Ich lese und schreibe wie verrückt. Bin wenig unterwegs, da draußen. Fühle mich nicht so wohl dort. Manchmal gehe ich und in kleinen Portionen. Aber dann bin ich froh wieder auf meiner Insel zu sein. Lesen zu können - Ideen entwerfen, Pläne schmieden.
Habe gelernt, dass es viele Widersprüche in allem gibt. Immer wieder. Auch wenn letzlich alles eins ist, sind doch die Wege dorthin immer und immer wieder richtig und falsch zugleich...Yin und Yang auch dabei. Natürlich. Und ich habe gelernt, dass es ohne Lehrer nicht gehen wird. Aber: Wenn du bereit bist, dann kommt auch dein Lehrer. Darauf vertraue ich, daran gleube ich. Und werde einfach weiter machen. Manchmal denke ich, man erkennt seinen Lehrer vielleicht nicht. Oder will sich bewusst für einen entscheiden, von dem man glaubt, er liegt einem besonders. Aber das ist unmöglich. Es wird den Moment geben, da stehen sich StudentIn und LehrerIn gegenüber. Sehen sich an und spüren genau, dass es so ist. Vielleicht müssen sie sich nicht mal ansehen. Viele berichten auch, dass ihre wahren LehrerInnen sie einfach ignoriert haben. Über Jahre. Und dann kam der Moment doch. Eindeutig, klar, liebevoll, leuchtend. Ja. er wird kommen, dieser Moment. Irgendwann.

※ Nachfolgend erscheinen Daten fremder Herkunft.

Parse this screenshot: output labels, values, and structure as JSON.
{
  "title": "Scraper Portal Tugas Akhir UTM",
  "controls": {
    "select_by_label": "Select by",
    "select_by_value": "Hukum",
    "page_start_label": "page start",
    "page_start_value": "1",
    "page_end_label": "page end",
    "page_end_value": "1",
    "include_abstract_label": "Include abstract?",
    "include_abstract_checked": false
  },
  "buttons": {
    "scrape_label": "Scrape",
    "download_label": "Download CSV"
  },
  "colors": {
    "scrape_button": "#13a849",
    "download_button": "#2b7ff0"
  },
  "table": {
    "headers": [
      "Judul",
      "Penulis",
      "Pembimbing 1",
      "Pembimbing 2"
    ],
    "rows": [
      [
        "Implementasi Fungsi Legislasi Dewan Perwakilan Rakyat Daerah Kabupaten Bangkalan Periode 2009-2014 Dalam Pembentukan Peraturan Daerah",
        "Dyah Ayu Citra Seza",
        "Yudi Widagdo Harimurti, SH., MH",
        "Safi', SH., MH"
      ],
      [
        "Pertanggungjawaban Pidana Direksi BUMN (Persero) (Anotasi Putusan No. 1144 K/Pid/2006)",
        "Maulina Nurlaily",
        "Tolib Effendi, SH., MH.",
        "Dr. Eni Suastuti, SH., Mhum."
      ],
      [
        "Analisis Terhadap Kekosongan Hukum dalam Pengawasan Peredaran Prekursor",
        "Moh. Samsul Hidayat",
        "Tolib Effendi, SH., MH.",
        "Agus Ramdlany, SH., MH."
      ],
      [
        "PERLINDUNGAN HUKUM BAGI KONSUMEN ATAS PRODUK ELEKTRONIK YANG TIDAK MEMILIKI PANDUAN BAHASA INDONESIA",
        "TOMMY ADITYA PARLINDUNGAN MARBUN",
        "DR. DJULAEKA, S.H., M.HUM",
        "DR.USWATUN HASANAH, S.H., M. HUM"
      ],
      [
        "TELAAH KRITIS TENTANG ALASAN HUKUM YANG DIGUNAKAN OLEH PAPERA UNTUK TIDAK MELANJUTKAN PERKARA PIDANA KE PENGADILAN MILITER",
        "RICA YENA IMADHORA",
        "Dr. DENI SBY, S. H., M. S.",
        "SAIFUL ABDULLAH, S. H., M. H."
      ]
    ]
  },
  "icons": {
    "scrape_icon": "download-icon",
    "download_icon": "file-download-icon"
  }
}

Bin selten in den letzten Jahren so zufrieden und bei mir gewesen. Keine Unruhe. Keine Einsamkeit. Die Stille bringt totale Entspannung. Das Lesen bewirkt Invasionen von Bildern und Ideen. Macht auf bestimmte Weise auch Lust am Leben. Es gibt so viele Arten, ein Leben zu leben. Und alle sind richtig.
Fazit: Vertraue dir, bleibe bei dir, auch wenns manchmal weh tut.
Am Ende stimmt, was dir signalisiert wird (von der inneren Stimme).